Publié le par Patrick Germain

Hmm ? Non, pas grave. Juste un petit coup de sang, tout à l'heure, en écoutant la TSF. Saint-Valentin. Trois semaines que ça dure. Ceci dit, je m'étais juré de la fermer, allant même jusqu'à concéder à cette fête un petit côté sympathique. Mais.

Mais Zorro est arrivé, larmoyant le traditionnel galimatias d'excuses doublement mufles à propos d'erreurs-passées-qui-ne-se-reproduiront-plus.

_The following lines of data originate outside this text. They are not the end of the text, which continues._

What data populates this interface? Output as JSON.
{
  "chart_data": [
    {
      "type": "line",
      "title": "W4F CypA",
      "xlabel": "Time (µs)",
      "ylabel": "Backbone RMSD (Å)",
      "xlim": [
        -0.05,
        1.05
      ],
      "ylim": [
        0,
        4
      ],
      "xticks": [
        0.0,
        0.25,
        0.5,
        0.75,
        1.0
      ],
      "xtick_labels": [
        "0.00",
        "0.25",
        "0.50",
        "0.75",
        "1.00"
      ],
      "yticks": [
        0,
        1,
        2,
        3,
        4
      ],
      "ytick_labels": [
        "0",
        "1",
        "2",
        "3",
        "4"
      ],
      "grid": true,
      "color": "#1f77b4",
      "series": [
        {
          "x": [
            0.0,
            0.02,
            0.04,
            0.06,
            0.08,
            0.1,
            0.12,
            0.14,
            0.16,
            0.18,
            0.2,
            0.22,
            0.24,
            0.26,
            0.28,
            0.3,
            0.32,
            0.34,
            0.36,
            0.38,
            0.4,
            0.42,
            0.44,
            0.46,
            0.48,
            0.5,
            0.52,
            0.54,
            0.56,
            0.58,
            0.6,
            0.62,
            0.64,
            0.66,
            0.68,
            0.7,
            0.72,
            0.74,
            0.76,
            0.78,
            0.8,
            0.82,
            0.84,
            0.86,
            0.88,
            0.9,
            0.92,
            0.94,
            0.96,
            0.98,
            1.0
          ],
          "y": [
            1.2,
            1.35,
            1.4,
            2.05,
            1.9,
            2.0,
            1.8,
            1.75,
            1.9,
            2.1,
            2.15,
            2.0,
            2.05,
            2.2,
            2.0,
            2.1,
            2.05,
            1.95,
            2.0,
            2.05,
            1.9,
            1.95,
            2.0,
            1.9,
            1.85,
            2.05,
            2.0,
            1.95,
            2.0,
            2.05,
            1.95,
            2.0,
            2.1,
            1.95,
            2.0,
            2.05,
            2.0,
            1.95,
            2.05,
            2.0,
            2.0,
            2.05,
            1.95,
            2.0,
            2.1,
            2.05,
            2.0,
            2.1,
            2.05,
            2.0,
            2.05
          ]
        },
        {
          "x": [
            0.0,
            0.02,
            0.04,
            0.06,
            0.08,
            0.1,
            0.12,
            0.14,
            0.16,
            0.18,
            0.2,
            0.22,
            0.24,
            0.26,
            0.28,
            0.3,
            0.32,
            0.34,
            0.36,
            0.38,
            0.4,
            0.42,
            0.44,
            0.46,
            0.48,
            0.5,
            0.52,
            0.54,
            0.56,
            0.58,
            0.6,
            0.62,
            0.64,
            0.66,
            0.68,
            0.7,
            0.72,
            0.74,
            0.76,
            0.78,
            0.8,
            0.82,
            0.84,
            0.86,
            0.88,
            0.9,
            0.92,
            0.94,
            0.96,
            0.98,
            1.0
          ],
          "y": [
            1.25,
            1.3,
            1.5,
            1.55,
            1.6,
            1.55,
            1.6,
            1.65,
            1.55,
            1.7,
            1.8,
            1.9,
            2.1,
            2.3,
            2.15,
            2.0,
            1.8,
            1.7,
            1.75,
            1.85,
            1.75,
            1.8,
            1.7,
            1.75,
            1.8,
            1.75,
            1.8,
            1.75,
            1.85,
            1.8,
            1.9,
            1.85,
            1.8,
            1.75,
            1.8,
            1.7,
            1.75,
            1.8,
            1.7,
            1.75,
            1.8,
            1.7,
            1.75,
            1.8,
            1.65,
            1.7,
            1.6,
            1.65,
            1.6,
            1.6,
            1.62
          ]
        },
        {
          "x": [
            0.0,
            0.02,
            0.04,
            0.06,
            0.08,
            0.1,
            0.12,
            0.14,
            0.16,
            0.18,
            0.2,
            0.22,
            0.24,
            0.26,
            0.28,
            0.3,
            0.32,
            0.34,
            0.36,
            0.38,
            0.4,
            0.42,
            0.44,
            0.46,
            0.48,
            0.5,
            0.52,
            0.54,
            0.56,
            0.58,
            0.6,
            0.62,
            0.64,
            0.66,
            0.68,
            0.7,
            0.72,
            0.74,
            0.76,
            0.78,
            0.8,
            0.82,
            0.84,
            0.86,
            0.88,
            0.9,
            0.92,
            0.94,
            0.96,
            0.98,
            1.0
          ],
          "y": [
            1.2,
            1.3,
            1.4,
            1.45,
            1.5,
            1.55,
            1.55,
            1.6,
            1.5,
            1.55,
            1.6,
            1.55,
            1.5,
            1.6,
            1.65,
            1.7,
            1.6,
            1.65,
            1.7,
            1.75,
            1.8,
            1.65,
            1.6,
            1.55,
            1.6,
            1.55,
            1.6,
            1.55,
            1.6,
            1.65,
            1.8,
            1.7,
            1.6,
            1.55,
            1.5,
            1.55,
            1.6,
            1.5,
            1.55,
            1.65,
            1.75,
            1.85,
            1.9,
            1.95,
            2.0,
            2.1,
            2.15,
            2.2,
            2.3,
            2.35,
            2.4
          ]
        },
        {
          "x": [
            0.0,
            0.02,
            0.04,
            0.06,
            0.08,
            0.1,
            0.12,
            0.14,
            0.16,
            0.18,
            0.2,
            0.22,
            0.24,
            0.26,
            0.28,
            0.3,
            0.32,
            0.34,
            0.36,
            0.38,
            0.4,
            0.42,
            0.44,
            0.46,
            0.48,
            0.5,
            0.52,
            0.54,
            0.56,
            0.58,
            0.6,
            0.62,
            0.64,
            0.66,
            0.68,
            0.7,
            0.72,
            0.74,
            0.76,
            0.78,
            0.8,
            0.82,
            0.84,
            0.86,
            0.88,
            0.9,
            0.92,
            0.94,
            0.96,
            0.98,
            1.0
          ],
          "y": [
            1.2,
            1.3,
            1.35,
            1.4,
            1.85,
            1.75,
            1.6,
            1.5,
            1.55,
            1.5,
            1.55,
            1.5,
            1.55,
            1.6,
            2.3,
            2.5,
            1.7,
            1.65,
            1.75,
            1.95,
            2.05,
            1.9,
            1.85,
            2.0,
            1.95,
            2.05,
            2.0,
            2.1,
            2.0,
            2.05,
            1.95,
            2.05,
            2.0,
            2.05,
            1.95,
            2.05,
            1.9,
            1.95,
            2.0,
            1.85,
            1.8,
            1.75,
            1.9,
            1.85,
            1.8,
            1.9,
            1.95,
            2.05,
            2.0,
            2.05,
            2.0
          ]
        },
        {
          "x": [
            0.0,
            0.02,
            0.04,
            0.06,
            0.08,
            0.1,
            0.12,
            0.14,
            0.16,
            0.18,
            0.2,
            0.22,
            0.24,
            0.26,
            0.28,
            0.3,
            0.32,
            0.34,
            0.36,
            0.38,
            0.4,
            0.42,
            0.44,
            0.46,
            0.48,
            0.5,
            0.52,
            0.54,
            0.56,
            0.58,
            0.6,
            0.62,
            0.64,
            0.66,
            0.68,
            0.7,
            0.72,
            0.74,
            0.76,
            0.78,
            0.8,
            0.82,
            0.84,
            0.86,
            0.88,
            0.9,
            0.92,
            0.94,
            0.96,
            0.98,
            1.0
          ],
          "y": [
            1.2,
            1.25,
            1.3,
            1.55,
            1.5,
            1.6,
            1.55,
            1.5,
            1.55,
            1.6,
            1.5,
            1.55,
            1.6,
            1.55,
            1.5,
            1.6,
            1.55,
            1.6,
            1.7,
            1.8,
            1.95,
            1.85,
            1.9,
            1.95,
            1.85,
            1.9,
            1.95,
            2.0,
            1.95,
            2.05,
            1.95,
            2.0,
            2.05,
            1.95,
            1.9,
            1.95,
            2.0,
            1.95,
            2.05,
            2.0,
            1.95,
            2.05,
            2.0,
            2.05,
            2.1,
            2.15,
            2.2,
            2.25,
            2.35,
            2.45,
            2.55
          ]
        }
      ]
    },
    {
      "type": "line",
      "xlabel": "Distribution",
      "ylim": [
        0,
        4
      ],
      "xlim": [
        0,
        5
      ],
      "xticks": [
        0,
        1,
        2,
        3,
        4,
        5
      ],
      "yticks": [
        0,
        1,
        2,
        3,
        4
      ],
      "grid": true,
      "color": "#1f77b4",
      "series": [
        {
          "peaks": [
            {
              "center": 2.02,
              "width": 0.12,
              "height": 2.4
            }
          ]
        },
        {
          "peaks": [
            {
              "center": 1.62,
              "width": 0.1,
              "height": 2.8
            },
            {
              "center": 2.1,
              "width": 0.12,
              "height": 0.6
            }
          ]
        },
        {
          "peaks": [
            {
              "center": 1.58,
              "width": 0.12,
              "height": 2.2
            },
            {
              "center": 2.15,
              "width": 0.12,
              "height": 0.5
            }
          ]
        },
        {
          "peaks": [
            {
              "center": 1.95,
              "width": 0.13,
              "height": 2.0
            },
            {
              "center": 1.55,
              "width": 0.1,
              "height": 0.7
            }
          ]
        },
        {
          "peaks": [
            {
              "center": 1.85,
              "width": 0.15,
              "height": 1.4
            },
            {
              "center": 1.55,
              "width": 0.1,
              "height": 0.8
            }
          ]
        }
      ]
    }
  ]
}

Passé l'envie de meurtre puis le dégoût profond, doublés d'une ébauche de sourire navré à l'attention de la touchante naïve bafouillant "ça fait rien, j'taim' t'sé" à l'autre bout des ondes ; dépassé le "c'est pas Dieu possible" et sa bordée de jurons choisis, pour parvenir au très réaliste et salutaire "c'est pas mon problème" ; restait celle, malgré tout, de remettre une pendule à l'heure.

Simplement profiter de l'occasion pour rappeler à celles et ceux qui ont commis des "erreurs" que ces "erreurs" portaient un prénom qu'ils ont murmuré, sur un corps qu'ils ont caressé, en aimant avec plus ou moins de sincérité.

Que ces "erreurs" n'étaient pas forcément "queutards" ou "nymphos", et que vous n'étiez peut-être pas, pour elles, une "erreur". Que c'est votre départ, vu d'Aldébaran, qui fut une "erreur".

Qu'il ou elle en a souffert. Qu'elle ou il en souffre peut-être encore. Et vous aussi, parfois.

Pour autant de raisons qui vous regardent, vous l'avez largué(e). Ayez à tout le moins l'élégance de ne pas le / la salir, de ne pas vous renier, en l'appelant "erreur".

Et si tout ça ne remue rien en vous, qui êtres concerné(e), faute de vous pourrir la fête je prie instamment le Grand Balancier de bien vouloir, au moins, avoir l'extrême obligeance de ne pas trop tarder à vous revenir, sauvagement, dans la gueule.